Apr 3, 2014 8:31 PM by Lupita Murillo

Rioting took place at Main Gate Square 43 years ago

TUCSON - The investigation continues into the disturbance following Saturday night's incident at Main Gate Square after the Wildcats loss to Wisconsin in the Elite 8. 15 students were arrested and charged with unlawful assembly and disorderly conduct.

However, this isn't the first time there have been riots at Main Gate Square. According to University of Arizona archives in January of 1971, 143 were arrested after a three day riot.

Pima County Sheriff Clarence Dupnik was one of the commanders for Tucson police at the time. He recalls the rioting was over the Vietnam War. "They would gather and start throwing rocks at everybody. The cops would come in and there would be a confrontation."

Newspaper accounts say bottles, rocks, and oranges were thrown at officers. More than 350 officers were needed to clear the area. Sheriff Dupnik adds, "This would last most of the night, and they would go hide and come back at dark the next night and we would fight all over again."

He says those arrested were charged with unlawful assembly, assault, trespassing and rioting. "When you are confronted with law enforcement in an unlawful situation and then you repeatedly refuse to follow directions you're risking the chance of getting arrested."

Sheriff Dupnik says it ended, when he had officers dress in U of A attire, jeans, and cowboy shirts . They stood behind the rock wall at the main gate. When rioters started throwing rocks, the officers began throwing rocks back at the rioters. "Eventually there was a confrontation and that ended the riots."

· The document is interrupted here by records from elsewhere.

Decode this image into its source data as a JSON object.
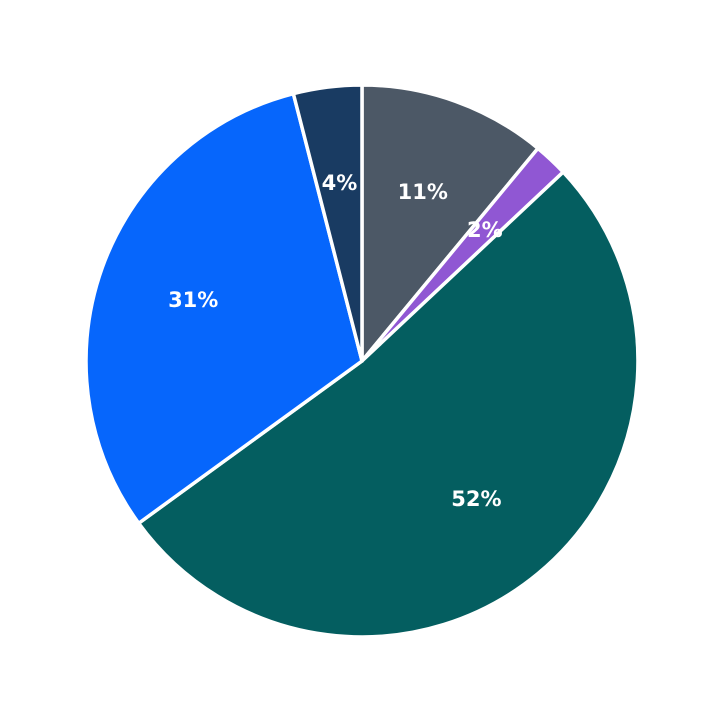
{
  "chart_data": {
    "type": "pie",
    "title": "",
    "background": "#FFFFFF",
    "direction": "clockwise",
    "start_angle": "12 o'clock",
    "separator_color": "#FFFFFF",
    "label_color": "#FFFFFF",
    "label_radius_fraction": 0.65,
    "legend": null,
    "slices": [
      {
        "label": "11%",
        "value": 11,
        "color": "#4C5866"
      },
      {
        "label": "2%",
        "value": 2,
        "color": "#9057D3"
      },
      {
        "label": "52%",
        "value": 52,
        "color": "#045E60"
      },
      {
        "label": "31%",
        "value": 31,
        "color": "#0666FC"
      },
      {
        "label": "4%",
        "value": 4,
        "color": "#193B62"
      }
    ]
  }
}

Prior to the 1971 riot, Dupnik attended riot training put on by the military in Ft. Benning, Ga. He says some of those tactics are still in place today and were used last Saturday.

"The Tucson Police Department acted exactly as they are trained to act and as they should have acted. We're very lucky that nothing serious happened and I praise the department for protecting the public and the property," says Dupnik.

He also tells News 4 Tucson, it's upsetting to him how some of the community is reacting to TPD's actions. He says if TPD hadn't been prepared, and the students got out of hand like they did in 1997, and 2001 the department would've been criticized for not doing enough.